# Job offer Confusion?



## nzmigration (May 31, 2012)

Hi,

As the NZ immigration website says, if you have job offer you have better chances to get direct residence visa.

Now, i have got in touch with NZ employer who is wiling to hire me, but after i get PR, as he is not willing to sponsor. 

Now, can i claim points for job offer. what exactly NZ Immigration means when they say job offer, does it need to be a certain level company having specific turnover or ?

what documents immigration dept ask for when processing PR in respect of job offer.

Thanks for Help


----------



## jawnbc (Apr 28, 2012)

nzmigration said:


> Hi,
> 
> As the NZ immigration website says, if you have job offer you have better chances to get direct residence visa.
> 
> ...


The job offer aspect of migration to NZ has differ levels. Here's a brief synospis:

1.) An employer that hires staff from overseas frequently as an Approved Employer.
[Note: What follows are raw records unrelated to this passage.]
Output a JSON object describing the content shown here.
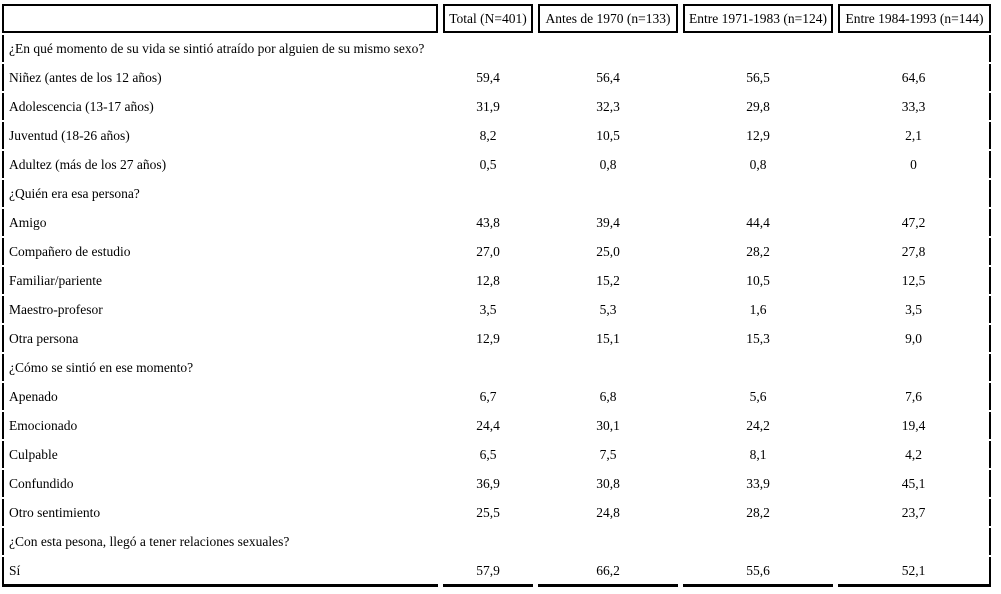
{
  "page": {
    "background_color": "#ffffff",
    "text_color": "#000000",
    "border_color": "#000000"
  },
  "table": {
    "header": {
      "corner": "",
      "columns": [
        "Total (N=401)",
        "Antes de 1970 (n=133)",
        "Entre 1971-1983 (n=124)",
        "Entre 1984-1993 (n=144)"
      ]
    },
    "sections": [
      {
        "question": "¿En qué momento de su vida se sintió atraído por alguien de su mismo sexo?",
        "rows": [
          {
            "label": "Niñez (antes de los 12 años)",
            "values": [
              "59,4",
              "56,4",
              "56,5",
              "64,6"
            ]
          },
          {
            "label": "Adolescencia (13-17 años)",
            "values": [
              "31,9",
              "32,3",
              "29,8",
              "33,3"
            ]
          },
          {
            "label": "Juventud (18-26 años)",
            "values": [
              "8,2",
              "10,5",
              "12,9",
              "2,1"
            ]
          },
          {
            "label": "Adultez (más de los 27 años)",
            "values": [
              "0,5",
              "0,8",
              "0,8",
              "0"
            ]
          }
        ]
      },
      {
        "question": "¿Quién era esa persona?",
        "rows": [
          {
            "label": "Amigo",
            "values": [
              "43,8",
              "39,4",
              "44,4",
              "47,2"
            ]
          },
          {
            "label": "Compañero de estudio",
            "values": [
              "27,0",
              "25,0",
              "28,2",
              "27,8"
            ]
          },
          {
            "label": "Familiar/pariente",
            "values": [
              "12,8",
              "15,2",
              "10,5",
              "12,5"
            ]
          },
          {
            "label": "Maestro-profesor",
            "values": [
              "3,5",
              "5,3",
              "1,6",
              "3,5"
            ]
          },
          {
            "label": "Otra persona",
            "values": [
              "12,9",
              "15,1",
              "15,3",
              "9,0"
            ]
          }
        ]
      },
      {
        "question": "¿Cómo se sintió en ese momento?",
        "rows": [
          {
            "label": "Apenado",
            "values": [
              "6,7",
              "6,8",
              "5,6",
              "7,6"
            ]
          },
          {
            "label": "Emocionado",
            "values": [
              "24,4",
              "30,1",
              "24,2",
              "19,4"
            ]
          },
          {
            "label": "Culpable",
            "values": [
              "6,5",
              "7,5",
              "8,1",
              "4,2"
            ]
          },
          {
            "label": "Confundido",
            "values": [
              "36,9",
              "30,8",
              "33,9",
              "45,1"
            ]
          },
          {
            "label": "Otro sentimiento",
            "values": [
              "25,5",
              "24,8",
              "28,2",
              "23,7"
            ]
          }
        ]
      },
      {
        "question": "¿Con esta pesona, llegó a tener relaciones sexuales?",
        "rows": [
          {
            "label": "Sí",
            "values": [
              "57,9",
              "66,2",
              "55,6",
              "52,1"
            ]
          }
        ]
      }
    ]
  }
}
Their skilled work job offers, for jobs on the Long Term Skills Shortages (LTSS) list, count towards points.

2.) An employer not pre-approved can offer a job to someone whose occupation is on the LTSS. Not as many points

3.) An employer wishing to offer a job to a non-NZ resident or citizen would need to have this approved--demonstrating, for example, that no qualified persons already in NZ lawfully could perform the work.

#3 might be what he meant by sponsorship?


----------